In the world of contemporary rock and dance music, everything old ultimately becomes new again. The plucky three-chord anthems of Green Day are fresh for youngsters exploring safety pins and green hair as fashion statements for the first time, but for many over the age of 30, they are all too familiar.
The musicians of the German progressive rock movement never made the cover of Rolling Stone, but their influence is just as formidable as punk -- if not more. Behind Juan Atkins' intelligent techno, Radiohead's twisted pop hooks and Wu Tang Clan's hip-hop collages lurks the rock experiments of groups like Faust, Neu, Can, Amon Duul, Popol Vuh and Kraftwerk.

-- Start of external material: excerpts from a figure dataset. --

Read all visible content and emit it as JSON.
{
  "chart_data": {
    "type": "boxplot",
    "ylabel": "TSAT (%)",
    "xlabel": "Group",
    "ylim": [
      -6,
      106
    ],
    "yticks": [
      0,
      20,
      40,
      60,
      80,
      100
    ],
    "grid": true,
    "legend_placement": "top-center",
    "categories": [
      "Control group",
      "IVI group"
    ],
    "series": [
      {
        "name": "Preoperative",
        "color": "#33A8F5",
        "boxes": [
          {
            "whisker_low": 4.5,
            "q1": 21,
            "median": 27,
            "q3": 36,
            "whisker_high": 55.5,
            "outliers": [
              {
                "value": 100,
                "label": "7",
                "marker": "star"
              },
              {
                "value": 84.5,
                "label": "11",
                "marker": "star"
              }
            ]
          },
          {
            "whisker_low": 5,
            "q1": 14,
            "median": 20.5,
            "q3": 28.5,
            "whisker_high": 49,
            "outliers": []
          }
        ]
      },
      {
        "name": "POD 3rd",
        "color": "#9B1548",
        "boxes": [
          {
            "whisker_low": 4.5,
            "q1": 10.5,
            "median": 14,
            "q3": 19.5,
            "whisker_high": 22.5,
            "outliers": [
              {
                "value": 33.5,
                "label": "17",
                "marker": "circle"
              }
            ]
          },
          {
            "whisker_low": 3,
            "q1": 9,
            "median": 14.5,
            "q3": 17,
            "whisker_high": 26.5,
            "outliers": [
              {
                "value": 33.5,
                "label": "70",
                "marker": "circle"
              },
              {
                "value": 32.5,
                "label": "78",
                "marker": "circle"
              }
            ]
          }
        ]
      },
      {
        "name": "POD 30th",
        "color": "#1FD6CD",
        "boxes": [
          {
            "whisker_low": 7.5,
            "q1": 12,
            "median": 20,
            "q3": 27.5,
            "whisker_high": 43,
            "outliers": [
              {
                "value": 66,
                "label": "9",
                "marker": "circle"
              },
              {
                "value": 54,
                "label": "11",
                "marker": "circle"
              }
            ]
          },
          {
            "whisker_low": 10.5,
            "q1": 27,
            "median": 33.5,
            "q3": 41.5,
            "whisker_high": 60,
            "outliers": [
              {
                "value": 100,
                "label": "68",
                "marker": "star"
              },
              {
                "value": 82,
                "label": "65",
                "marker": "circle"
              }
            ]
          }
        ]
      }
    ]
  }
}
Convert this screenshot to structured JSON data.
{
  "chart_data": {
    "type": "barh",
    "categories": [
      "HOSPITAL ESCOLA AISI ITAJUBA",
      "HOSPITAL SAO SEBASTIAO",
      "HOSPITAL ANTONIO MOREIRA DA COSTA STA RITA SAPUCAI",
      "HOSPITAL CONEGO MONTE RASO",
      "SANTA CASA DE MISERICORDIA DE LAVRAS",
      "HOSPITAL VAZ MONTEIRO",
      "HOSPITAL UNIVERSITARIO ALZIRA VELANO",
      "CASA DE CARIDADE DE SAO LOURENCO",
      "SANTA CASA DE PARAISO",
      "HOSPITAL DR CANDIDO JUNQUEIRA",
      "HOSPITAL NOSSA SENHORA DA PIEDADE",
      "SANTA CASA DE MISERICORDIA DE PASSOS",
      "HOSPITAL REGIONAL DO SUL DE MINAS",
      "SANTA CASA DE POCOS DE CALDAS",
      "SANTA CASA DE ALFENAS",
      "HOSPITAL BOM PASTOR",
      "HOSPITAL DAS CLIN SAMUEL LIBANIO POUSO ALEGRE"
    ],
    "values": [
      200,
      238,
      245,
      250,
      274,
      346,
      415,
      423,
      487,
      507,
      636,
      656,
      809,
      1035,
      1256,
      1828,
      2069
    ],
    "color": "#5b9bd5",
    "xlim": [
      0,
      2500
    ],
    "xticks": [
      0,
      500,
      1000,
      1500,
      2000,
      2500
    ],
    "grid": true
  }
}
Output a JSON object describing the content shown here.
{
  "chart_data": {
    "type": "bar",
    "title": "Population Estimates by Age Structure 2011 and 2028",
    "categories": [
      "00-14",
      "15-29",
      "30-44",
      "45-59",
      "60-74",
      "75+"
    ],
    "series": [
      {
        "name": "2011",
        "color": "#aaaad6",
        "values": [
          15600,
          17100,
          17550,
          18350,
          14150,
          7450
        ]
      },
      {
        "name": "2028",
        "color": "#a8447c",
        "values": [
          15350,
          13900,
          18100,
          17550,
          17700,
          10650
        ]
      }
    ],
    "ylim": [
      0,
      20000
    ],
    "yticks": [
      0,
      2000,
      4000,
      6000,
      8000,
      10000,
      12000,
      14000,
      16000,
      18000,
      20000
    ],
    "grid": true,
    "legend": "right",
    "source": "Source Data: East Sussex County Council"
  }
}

Even records regarded as seminal in their own right owe a debt to German progressive rock. David Bowie had almost certainly been under the influence of Neu and Faust when he wrote the languorous pop songs that became his Berlin trilogy of albums ("Low," "Lodger" and "Heroes"). Listening to the jumble of tribal electronica on Brian Eno and David Byrne's "My Life in the Bush of Ghosts," from 1982, is like hearing Can's ethnographic music experiments anew. And Afrika Bambaataa's sampling of Kraftwerk's 1977 hit "Trans-Europe Express" on the crucial early dance track "Planet Rock" immortalized the band as club music godfathers.